BackupBot – Deep Dive into ProactiveAI
ProactiveAI is the next generation of Retrospect’s Proactive scheduling engine. With ProactiveAI, backup scripts will optimize the backup window for the entire environment based on a decision tree algorithm and linear regression to ensure every source is protected as often as possible. BackupBot is Retrospect’s first step–with ProactiveAI, Storage Predictions, and 1-Click Backup–toward leveraging that information for better data protection.
Artificial intelligence might seem exotic and complicated, but if you break it down, many machine learning algorithm that fall under that category are straight-forward to understand. ProactiveAI is no different. Under the hood, ProactiveAI’s algorithm is a list of choices (a decision tree) that takes into account past events (linear regression).
ProactiveAI walks through the following decision tree algorithm to prioritize what to back up next:
Verify backup window: ProactiveAI only runs when it’s allowed to.

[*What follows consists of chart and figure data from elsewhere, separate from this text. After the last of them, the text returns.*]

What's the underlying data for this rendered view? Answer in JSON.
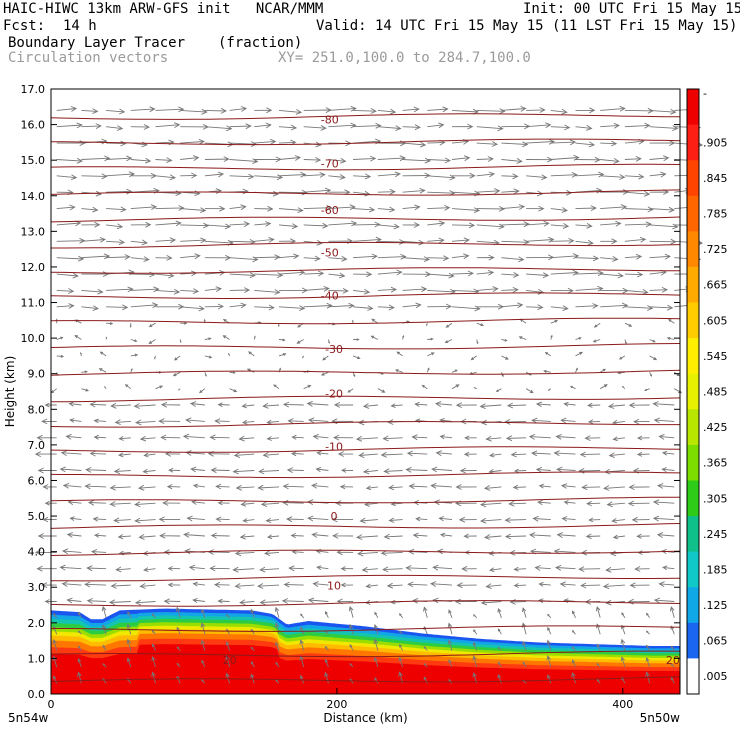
{
  "header": {
    "title_left": "HAIC-HIWC 13km ARW-GFS init   NCAR/MMM",
    "init": "Init: 00 UTC Fri 15 May 15",
    "fcst_label": "Fcst:",
    "fcst_value": "14 h",
    "valid": "Valid: 14 UTC Fri 15 May 15 (11 LST Fri 15 May 15)",
    "field1": "Boundary Layer Tracer",
    "field1_units": "(fraction)",
    "field2": "Circulation vectors",
    "xy": "XY= 251.0,100.0 to 284.7,100.0"
  },
  "chart_data": {
    "type": "heatmap",
    "xlabel": "Distance (km)",
    "ylabel": "Height (km)",
    "xlim": [
      0,
      440
    ],
    "ylim": [
      0,
      17
    ],
    "x_ticks": [
      {
        "value": 0,
        "label": "0"
      },
      {
        "value": 200,
        "label": "200"
      },
      {
        "value": 400,
        "label": "400"
      }
    ],
    "x_end_labels": {
      "left": "5n54w",
      "right": "5n50w"
    },
    "y_ticks": [
      "0.0",
      "1.0",
      "2.0",
      "3.0",
      "4.0",
      "5.0",
      "6.0",
      "7.0",
      "8.0",
      "9.0",
      "10.0",
      "11.0",
      "12.0",
      "13.0",
      "14.0",
      "15.0",
      "16.0",
      "17.0"
    ],
    "boundary_layer_top_km": [
      [
        0,
        2.35
      ],
      [
        20,
        2.3
      ],
      [
        28,
        2.1
      ],
      [
        36,
        2.1
      ],
      [
        48,
        2.35
      ],
      [
        80,
        2.4
      ],
      [
        140,
        2.35
      ],
      [
        155,
        2.25
      ],
      [
        165,
        1.95
      ],
      [
        180,
        2.05
      ],
      [
        220,
        1.9
      ],
      [
        260,
        1.7
      ],
      [
        300,
        1.55
      ],
      [
        340,
        1.45
      ],
      [
        380,
        1.4
      ],
      [
        420,
        1.35
      ],
      [
        440,
        1.35
      ]
    ],
    "colorbar": {
      "labels": [
        "-",
        ".905",
        ".845",
        ".785",
        ".725",
        ".665",
        ".605",
        ".545",
        ".485",
        ".425",
        ".365",
        ".305",
        ".245",
        ".185",
        ".125",
        ".065",
        ".005"
      ],
      "colors": [
        "#ee0000",
        "#fd1f13",
        "#ff4400",
        "#ff6600",
        "#ff8800",
        "#ffaa00",
        "#ffcc00",
        "#ffee00",
        "#e6f000",
        "#b8e600",
        "#7ddc00",
        "#2ecc18",
        "#10c08a",
        "#10c8c8",
        "#11a8e8",
        "#1a66f0",
        "#ffffff"
      ]
    },
    "temperature_contours": [
      {
        "label": "-80",
        "height_km": 16.15
      },
      {
        "label": "-70",
        "height_km": 14.9
      },
      {
        "label": "-60",
        "height_km": 13.6
      },
      {
        "label": "-50",
        "height_km": 12.4
      },
      {
        "label": "-40",
        "height_km": 11.2
      },
      {
        "label": "-30",
        "height_km": 9.7
      },
      {
        "label": "-20",
        "height_km": 8.45
      },
      {
        "label": "-10",
        "height_km": 6.95
      },
      {
        "label": "0",
        "height_km": 5.0
      },
      {
        "label": "10",
        "height_km": 3.05
      },
      {
        "label": "20",
        "height_km": 0.95
      },
      {
        "label": "20",
        "height_km": 0.95
      }
    ],
    "contour_label_positions_km": [
      195,
      195,
      195,
      195,
      195,
      198,
      198,
      198,
      198,
      198,
      125,
      435
    ],
    "colors": {
      "contour": "#8b1a1a",
      "vector": "#777777"
    }
  }
}
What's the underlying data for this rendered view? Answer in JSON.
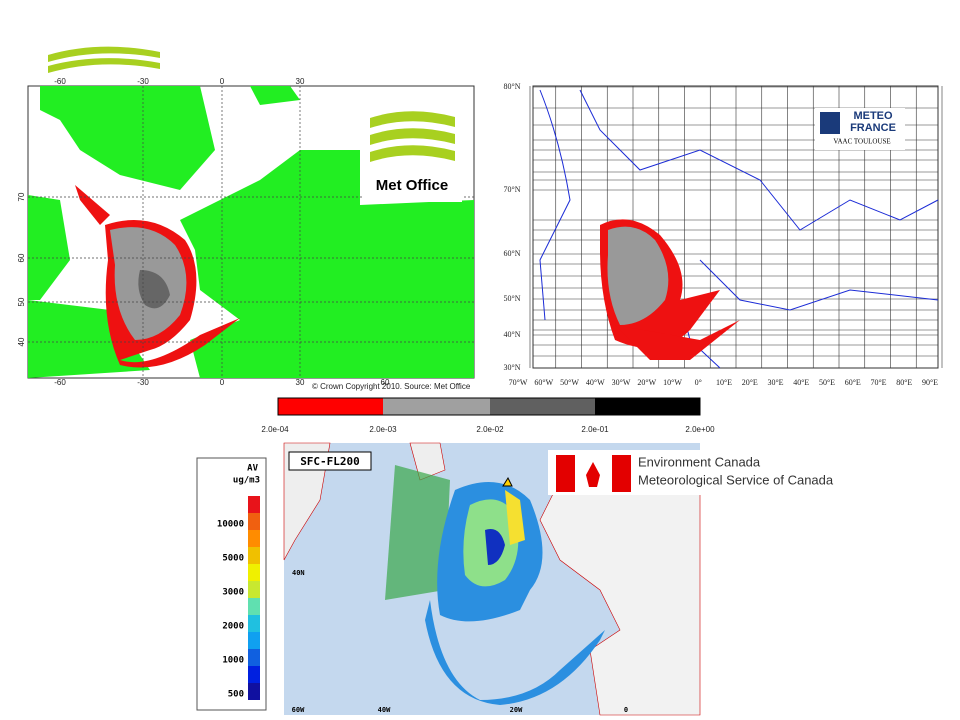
{
  "met_office": {
    "logo": "Met Office",
    "top_ticks": [
      "-60",
      "-30",
      "0",
      "30"
    ],
    "bottom_ticks": [
      "-60",
      "-30",
      "0",
      "30",
      "60"
    ],
    "left_ticks": [
      "70",
      "60",
      "50",
      "40"
    ],
    "copyright": "© Crown Copyright 2010. Source: Met Office"
  },
  "meteo_france": {
    "logo_line1": "METEO",
    "logo_line2": "FRANCE",
    "logo_sub": "VAAC TOULOUSE",
    "lat_labels": [
      "80°N",
      "70°N",
      "60°N",
      "50°N",
      "40°N",
      "30°N"
    ],
    "lon_labels": [
      "70°W",
      "60°W",
      "50°W",
      "40°W",
      "30°W",
      "20°W",
      "10°W",
      "0°",
      "10°E",
      "20°E",
      "30°E",
      "40°E",
      "50°E",
      "60°E",
      "70°E",
      "80°E",
      "90°E"
    ]
  },
  "colorbar": {
    "labels": [
      "2.0e-04",
      "2.0e-03",
      "2.0e-02",
      "2.0e-01",
      "2.0e+00"
    ]
  },
  "environment_canada": {
    "level": "SFC-FL200",
    "org_line1": "Environment Canada",
    "org_line2": "Meteorological Service of Canada",
    "legend_title": "AV",
    "legend_unit": "ug/m3",
    "legend_values": [
      "10000",
      "5000",
      "3000",
      "2000",
      "1000",
      "500"
    ],
    "lon_labels": [
      "60W",
      "40W",
      "20W",
      "0"
    ],
    "lat_label": "40N"
  }
}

To restrict the backup window, go to the script’s schedule.
Verify an execution unit is available: ProactiveAI only runs when an execution unit is available.
Ignore last backup time: Retrospect can back up every hour, every day, every Sunday, or any other schedule. As soon as ProactiveAI sees a new backup window (i.e. a new day), it will attempt to back up the sources. In contrast, previous versions of Retrospect would respect the time at which the last backup occurred. See "Backup Window" for more details.
Ignore unavailable sources: If a source is unavailable, Retrospect will not attempt to reach it again until every potentially available source has been contacted. This list includes Wake-on-LAN sources. See "Wake-on-LAN" for more details.
Prioritize by next day: For all available or potentially available sources, Retrospect divides them into buckets for what day they are scheduled to be backed up next.
Using a future date might seem strange, but it can be in the past as well. This sorting algorithm ensure Retrospect prioritizes initial backups and then overdue backups. Think of it as last backup day combined with the script’s schedule. As an example, Script A with weekly backups and Script B with daily backups would calculate the next backup date differently.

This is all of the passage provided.